You will find that they make it simpler for you to follow your plan, which would have been difficult otherwise.
4. Make Savings a Habit and Not a Goal
In the book Nudge, authors Richard Thaler and Cass Sunstein advocate that, in order to achieve any goal, it should be broken down into habits since habits are more intuitive for people to adapt to.
Make savings a habit rather than a goal. While it might seem to be counterintuitive to many, there are some deft ways of doing it. For example:
- Always eat out (if at all) during weekdays rather than weekends. Weekends are more expensive.
- If you are a travel buff, try to travel during off-season.
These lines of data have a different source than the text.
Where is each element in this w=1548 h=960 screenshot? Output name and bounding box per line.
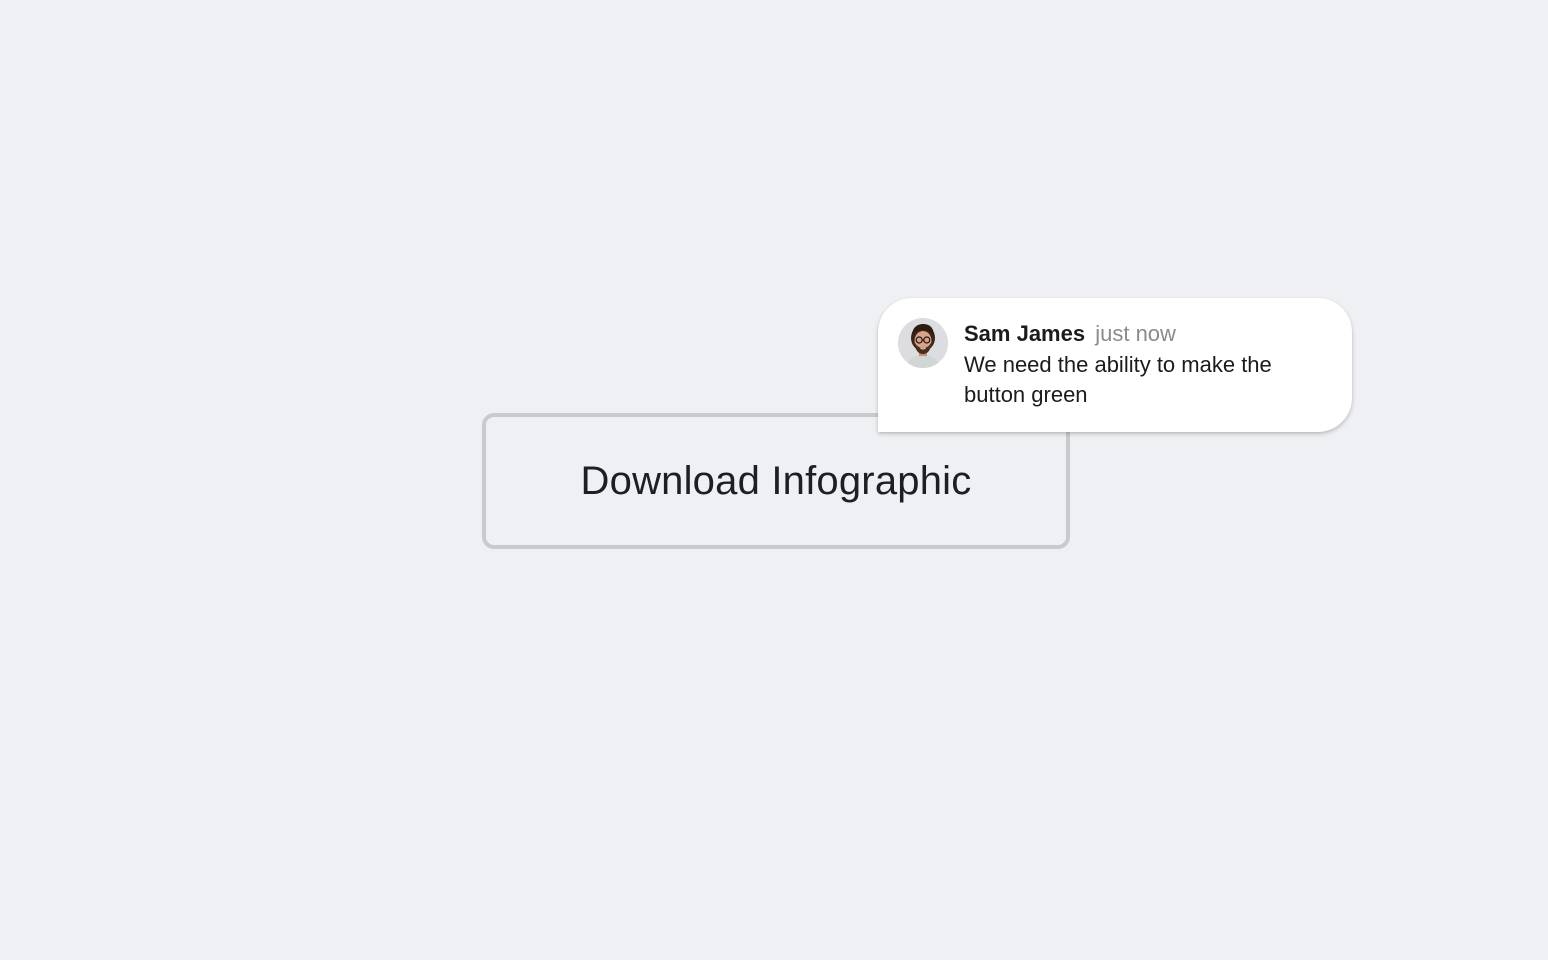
comment-header: Sam James just now — [964, 320, 1324, 348]
user-avatar-icon[interactable] — [898, 318, 948, 368]
comment-text: We need the ability to make the button g… — [964, 352, 1272, 407]
comment-author: Sam James — [964, 321, 1086, 346]
comment-bubble[interactable]: Sam James just now We need the ability t… — [878, 298, 1352, 432]
canvas: Download Infographic Sam James just now … — [0, 0, 1548, 960]
comment-content: Sam James just now We need the ability t… — [964, 320, 1324, 410]
download-button-label: Download Infographic — [580, 458, 972, 503]
comment-timestamp: just now — [1095, 321, 1176, 346]
download-infographic-button[interactable]: Download Infographic — [482, 413, 1070, 549]
avatar-portrait — [898, 318, 948, 368]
You’ll spend significantly less.
- If you go shopping, always look out for coupons and see where can you get the best deal.
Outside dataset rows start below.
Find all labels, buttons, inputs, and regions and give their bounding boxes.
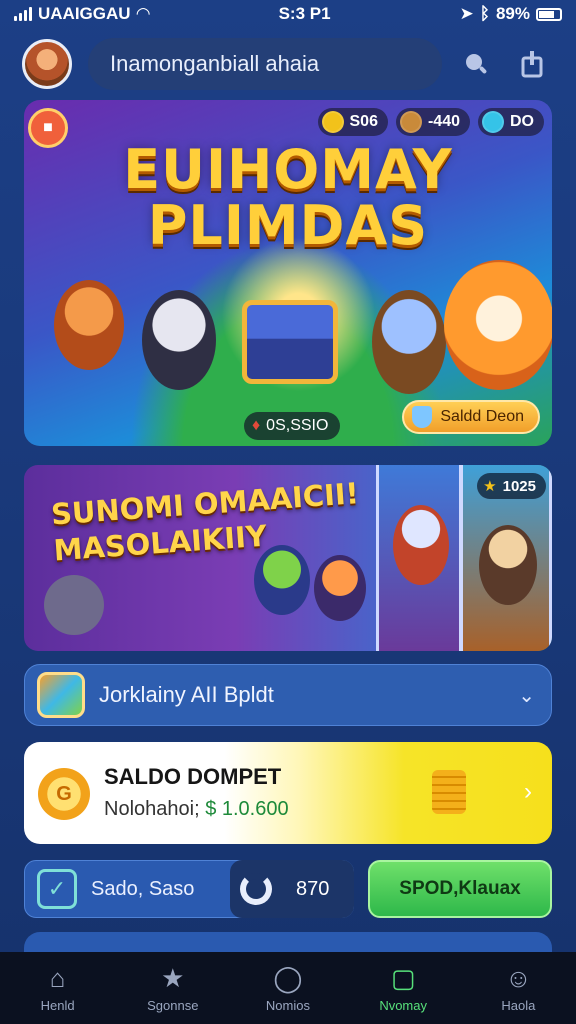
- tab-star[interactable]: ★ Sgonnse: [118, 963, 228, 1013]
- currency-value: DO: [510, 113, 534, 130]
- book-icon: ▢: [390, 963, 416, 993]
- shield-icon: [412, 406, 433, 428]
- currency-chip-gold: S06: [317, 108, 388, 136]
- saldo-action-label: Sado, Saso: [91, 877, 195, 900]
- tab-label: Nvomay: [379, 998, 427, 1013]
- tab-home[interactable]: ⌂ Henld: [3, 963, 113, 1013]
- promo-banner[interactable]: SUNOMI OMAAICII! MASOLAIKIIY ★ 1025: [24, 465, 552, 651]
- chevron-right-icon[interactable]: ›: [524, 778, 532, 806]
- claim-button-label: SPOD,Klauax: [399, 878, 521, 899]
- timer-display[interactable]: 870: [230, 860, 354, 918]
- banner-title-line1: EUIHOMAY: [123, 138, 453, 201]
- coin-stack-icon: [432, 770, 466, 814]
- claim-button[interactable]: SPOD,Klauax: [368, 860, 552, 918]
- wallet-balance-amount: $ 1.0.600: [205, 798, 289, 820]
- chevron-down-icon[interactable]: ⌄: [518, 683, 535, 708]
- tab-book[interactable]: ▢ Nvomay: [348, 963, 458, 1013]
- bluetooth-icon: ᛒ: [479, 4, 490, 23]
- cat-character-icon: [142, 290, 216, 390]
- clock-icon: ◯: [273, 963, 303, 993]
- app-title-pill[interactable]: Inamonganbiall ahaia: [88, 38, 442, 90]
- app-title: Inamonganbiall ahaia: [110, 51, 320, 76]
- clock: S:3 P1: [278, 4, 331, 23]
- dropdown-row[interactable]: Jorklainy AII Bpldt ⌄: [24, 664, 552, 726]
- currency-value: S06: [349, 113, 378, 130]
- status-left: UAAIGGAU ◠: [14, 4, 150, 24]
- dropdown-label: Jorklainy AII Bpldt: [99, 682, 274, 707]
- wallet-title: SALDO DOMPET: [104, 764, 282, 789]
- treasure-chest-icon: [242, 300, 338, 384]
- promo-card-1[interactable]: [376, 465, 462, 651]
- tab-label: Nomios: [265, 998, 310, 1013]
- tab-profile[interactable]: ☺ Haola: [463, 963, 573, 1013]
- banner-title: EUIHOMAY PLIMDAS: [24, 142, 552, 254]
- gear-coin-icon: G: [38, 768, 90, 820]
- profile-icon: ☺: [505, 963, 532, 993]
- fox-character-icon: [444, 260, 552, 390]
- counter-chip: ♦ 0S,SSIO: [244, 412, 341, 440]
- fox-warrior-character-icon: [314, 555, 366, 621]
- wallet-card[interactable]: G SALDO DOMPET Nolohahoi; $ 1.0.600 ›: [24, 742, 552, 844]
- tab-label: Sgonnse: [147, 998, 199, 1013]
- currency-row: S06 -440 DO: [317, 108, 544, 136]
- knight-character-icon: [393, 505, 449, 585]
- promo-title: SUNOMI OMAAICII! MASOLAIKIIY: [50, 474, 384, 569]
- signal-icon: [14, 7, 32, 21]
- currency-chip-bronze: -440: [395, 108, 470, 136]
- star-icon: ★: [161, 963, 185, 993]
- avatar[interactable]: [22, 39, 72, 89]
- wallet-balance-label: Nolohahoi;: [104, 798, 200, 820]
- status-bar: UAAIGGAU ◠ S:3 P1 ➤ ᛒ 89%: [0, 0, 576, 28]
- battery-percent: 89%: [495, 4, 530, 23]
- saldo-button-label: Saldd Deon: [440, 408, 524, 425]
- monkey-character-icon: [54, 280, 124, 370]
- counter-value: 0S,SSIO: [266, 417, 329, 434]
- tab-label: Haola: [501, 998, 536, 1013]
- action-row: ✓ Sado, Saso 870 SPOD,Klauax: [24, 860, 552, 918]
- checkbox-icon: ✓: [37, 869, 77, 909]
- hero-banner[interactable]: ■ S06 -440 DO EUIHOMAY PLIMDAS ♦ 0S,SSIO…: [24, 100, 552, 446]
- gold-coin-icon: [321, 111, 344, 133]
- currency-value: -440: [427, 113, 460, 130]
- ring-icon: [240, 873, 272, 905]
- puzzle-icon: ★: [483, 478, 497, 495]
- cube-icon: [37, 672, 85, 718]
- bottom-tab-bar: ⌂ Henld ★ Sgonnse ◯ Nomios ▢ Nvomay ☺ Ha…: [0, 952, 576, 1024]
- ruby-icon: ♦: [252, 417, 261, 434]
- ghost-character-icon: [44, 575, 104, 635]
- status-right: ➤ ᛒ 89%: [460, 4, 562, 24]
- location-icon: ➤: [459, 4, 474, 23]
- wallet-balance: Nolohahoi; $ 1.0.600: [104, 798, 289, 821]
- banner-title-line2: PLIMDAS: [147, 194, 429, 257]
- carrier-name: UAAIGGAU: [38, 4, 131, 23]
- gem-icon: [482, 111, 504, 133]
- home-icon: ⌂: [49, 963, 66, 993]
- tab-clock[interactable]: ◯ Nomios: [233, 963, 343, 1013]
- wolf-character-icon: [479, 525, 537, 605]
- search-icon[interactable]: [454, 42, 498, 86]
- bronze-coin-icon: [399, 111, 422, 133]
- timer-value: 870: [296, 877, 330, 900]
- promo-count-value: 1025: [502, 477, 536, 495]
- goblin-character-icon: [254, 545, 310, 615]
- wifi-icon: ◠: [136, 4, 150, 23]
- tab-label: Henld: [40, 998, 75, 1013]
- hero-character-icon: [372, 290, 446, 394]
- saldo-button[interactable]: Saldd Deon: [402, 400, 540, 434]
- currency-chip-gem: DO: [478, 108, 544, 136]
- promo-count-chip: ★ 1025: [477, 473, 546, 499]
- battery-icon: [535, 7, 562, 21]
- app-header: Inamonganbiall ahaia: [0, 30, 576, 98]
- share-icon[interactable]: [510, 42, 554, 86]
The key point is to imbibe the action that results in savings rather than on the savings itself, which is the outcome. Focusing on the outcome will bring out the feeling of sacrifice, which will be harder to sustain over a period of time.
5. Talk About It
Sticking to the saving schedule (to achieve financial goals) is not an easy journey. There will be many distractions from those who are not aligned with your mission.
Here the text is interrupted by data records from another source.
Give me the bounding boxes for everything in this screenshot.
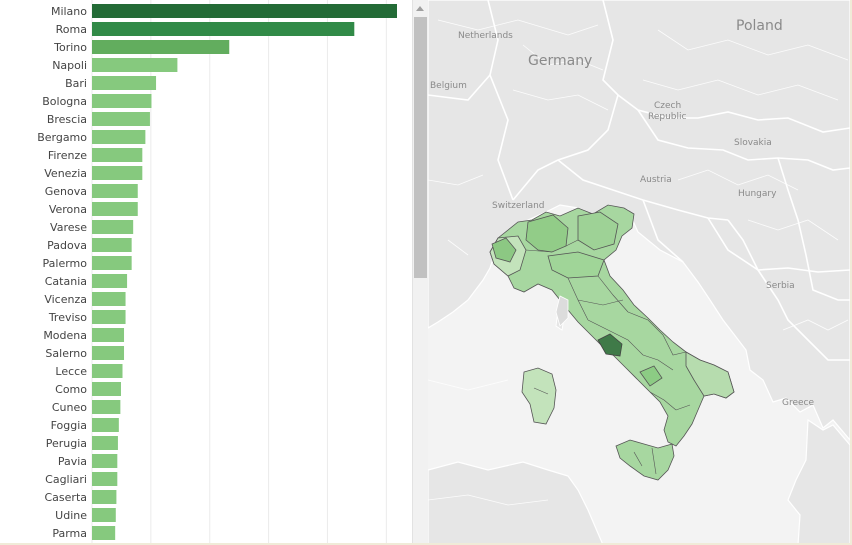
country-label-poland: Poland: [736, 18, 783, 34]
europe-map[interactable]: Netherlands Germany Poland Belgium Czech…: [428, 0, 850, 543]
bar-vicenza[interactable]: [92, 292, 126, 306]
category-label-como: Como: [55, 383, 87, 396]
map-svg: Netherlands Germany Poland Belgium Czech…: [428, 0, 850, 543]
bar-firenze[interactable]: [92, 148, 143, 162]
category-label-varese: Varese: [50, 221, 87, 234]
bar-milano[interactable]: [92, 4, 397, 18]
bar-modena[interactable]: [92, 328, 125, 342]
dashboard-frame: Milano Roma Torino Napoli Bari Bologna Brescia…: [0, 0, 852, 545]
bar-bari[interactable]: [92, 76, 157, 90]
bar-bologna[interactable]: [92, 94, 152, 108]
bar-cagliari[interactable]: [92, 472, 118, 486]
scroll-up-arrow-icon[interactable]: [416, 6, 424, 11]
bar-lecce[interactable]: [92, 364, 123, 378]
category-label-firenze: Firenze: [48, 149, 87, 162]
category-label-milano: Milano: [51, 5, 87, 18]
bars: [92, 4, 397, 540]
bar-napoli[interactable]: [92, 58, 178, 72]
bar-cuneo[interactable]: [92, 400, 121, 414]
bar-caserta[interactable]: [92, 490, 117, 504]
category-label-perugia: Perugia: [46, 437, 87, 450]
bar-torino[interactable]: [92, 40, 230, 54]
country-label-germany: Germany: [528, 53, 592, 69]
country-label-austria: Austria: [640, 175, 672, 185]
category-label-torino: Torino: [53, 41, 87, 54]
category-label-cuneo: Cuneo: [52, 401, 87, 414]
category-label-bologna: Bologna: [42, 95, 87, 108]
bar-udine[interactable]: [92, 508, 116, 522]
category-label-bergamo: Bergamo: [37, 131, 87, 144]
bar-parma[interactable]: [92, 526, 116, 540]
bar-palermo[interactable]: [92, 256, 132, 270]
category-label-roma: Roma: [56, 23, 87, 36]
bar-chart-svg: Milano Roma Torino Napoli Bari Bologna Brescia…: [37, 0, 397, 543]
category-label-salerno: Salerno: [45, 347, 87, 360]
category-label-catania: Catania: [45, 275, 87, 288]
category-label-foggia: Foggia: [51, 419, 87, 432]
bar-foggia[interactable]: [92, 418, 119, 432]
bar-treviso[interactable]: [92, 310, 126, 324]
category-label-palermo: Palermo: [43, 257, 88, 270]
country-label-hungary: Hungary: [738, 189, 777, 199]
country-label-czech: Czech Republic: [648, 101, 687, 122]
bar-perugia[interactable]: [92, 436, 118, 450]
bar-verona[interactable]: [92, 202, 138, 216]
country-label-belgium: Belgium: [430, 81, 467, 91]
bar-salerno[interactable]: [92, 346, 125, 360]
bar-padova[interactable]: [92, 238, 132, 252]
category-label-brescia: Brescia: [47, 113, 87, 126]
category-label-treviso: Treviso: [48, 311, 87, 324]
category-label-verona: Verona: [49, 203, 87, 216]
bar-chart-scrollbar[interactable]: [412, 0, 428, 543]
category-label-napoli: Napoli: [52, 59, 87, 72]
category-label-bari: Bari: [65, 77, 87, 90]
category-label-caserta: Caserta: [45, 491, 88, 504]
category-label-modena: Modena: [43, 329, 87, 342]
category-label-vicenza: Vicenza: [44, 293, 87, 306]
country-label-serbia: Serbia: [766, 281, 795, 291]
category-label-padova: Padova: [47, 239, 87, 252]
category-label-pavia: Pavia: [58, 455, 87, 468]
bar-genova[interactable]: [92, 184, 138, 198]
bar-catania[interactable]: [92, 274, 128, 288]
bar-pavia[interactable]: [92, 454, 118, 468]
category-label-genova: Genova: [45, 185, 87, 198]
category-labels: Milano Roma Torino Napoli Bari Bologna Brescia…: [37, 5, 87, 540]
provinces-bar-chart[interactable]: Milano Roma Torino Napoli Bari Bologna Brescia…: [0, 0, 412, 543]
country-label-greece: Greece: [782, 398, 814, 408]
bar-roma[interactable]: [92, 22, 355, 36]
category-label-cagliari: Cagliari: [45, 473, 87, 486]
bar-varese[interactable]: [92, 220, 134, 234]
scroll-thumb[interactable]: [414, 17, 427, 278]
country-label-netherlands: Netherlands: [458, 31, 513, 41]
bar-bergamo[interactable]: [92, 130, 146, 144]
bar-venezia[interactable]: [92, 166, 143, 180]
category-label-parma: Parma: [52, 527, 87, 540]
category-label-venezia: Venezia: [44, 167, 87, 180]
bar-como[interactable]: [92, 382, 121, 396]
country-label-slovakia: Slovakia: [734, 138, 772, 148]
bar-brescia[interactable]: [92, 112, 150, 126]
category-label-udine: Udine: [55, 509, 87, 522]
country-label-switzerland: Switzerland: [492, 201, 545, 211]
category-label-lecce: Lecce: [55, 365, 87, 378]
Therefore, in order to stay the course, surround yourself with people who are also on the same bandwagon. Daily discussions with them will keep you motivated to move forward.
6. Maintain a Journal
For some people, writing helps a great deal in making sure that they achieve what they plan.
If you are one of them, maintain a proper journal, where you write down your goals and also jot down the extent to which you managed to meet them. This will help you in reviewing how far you have come and which goals you have met.
When you have a written commitment on paper, you are going to feel more energized to follow the plan and stick to it. Moreover, it is going to be a lot easier for you to track your progress.
Making Smart Investments
Savings by themselves don’t take anyone too far. However, savings, when invested wisely, can do wonders.
1. Consult a Financial Advisor
Investment doesn’t come naturally to most of us, so it’s wise to consult a financial advisor.
Talk to him/her about your financial goals and savings, and then seek advice for the best investment instruments to achieve your goals.
2. Choose Your Investment Instrument Wisely
Though your financial advisor will suggest the best investment instruments, it doesn’t hurt to know a bit about the common ones, like a savings account, Roth IRA, and others.
Just like “no one is born a criminal,” no investment instrument is bad or good. It is the application of that instrument that makes all the difference.
As a general rule, for all your short-term financial goals, choose an investment instrument that has debt nature, for example fixed deposits, debt mutual funds, etc. The reason for going for debt instruments is that chances of capital loss is less compared to equity instruments.
3. Compounding Is the Eighth Wonder
Einstein once remarked about compounding:
“Compound interest is the eighth wonder of the world. He who understands it, earns it… He who doesn’t… Pays it.”
Make friends with this wonder kid. The sooner you become friends with it, the quicker you will reach closer to your financial goals.
Start saving early so that time is on your side to help you bear the fruits of compounding.
4. Measure, Measure, Measure
All of us do good when it comes to earning more per month but fail miserably when it comes to measuring the investments and taking stock of how our investments are doing.
If we don’t measure progress at the right times, we are shooting in the dark. We won’t know if our saving rate is appropriate or not, whether the financial advisor is doing a decent job, or whether we are moving closer to our target.
Measure everything. If you can’t measure it all yourself, ask your financial advisor to do it for you. But do it!
The Bottom Line
Managing your extra money to achieve your short and long-term financial goals
and live a debt-free life is doable for anyone who is willing to put in the time and effort. Use the tips above to get you started on your path to setting financial goals.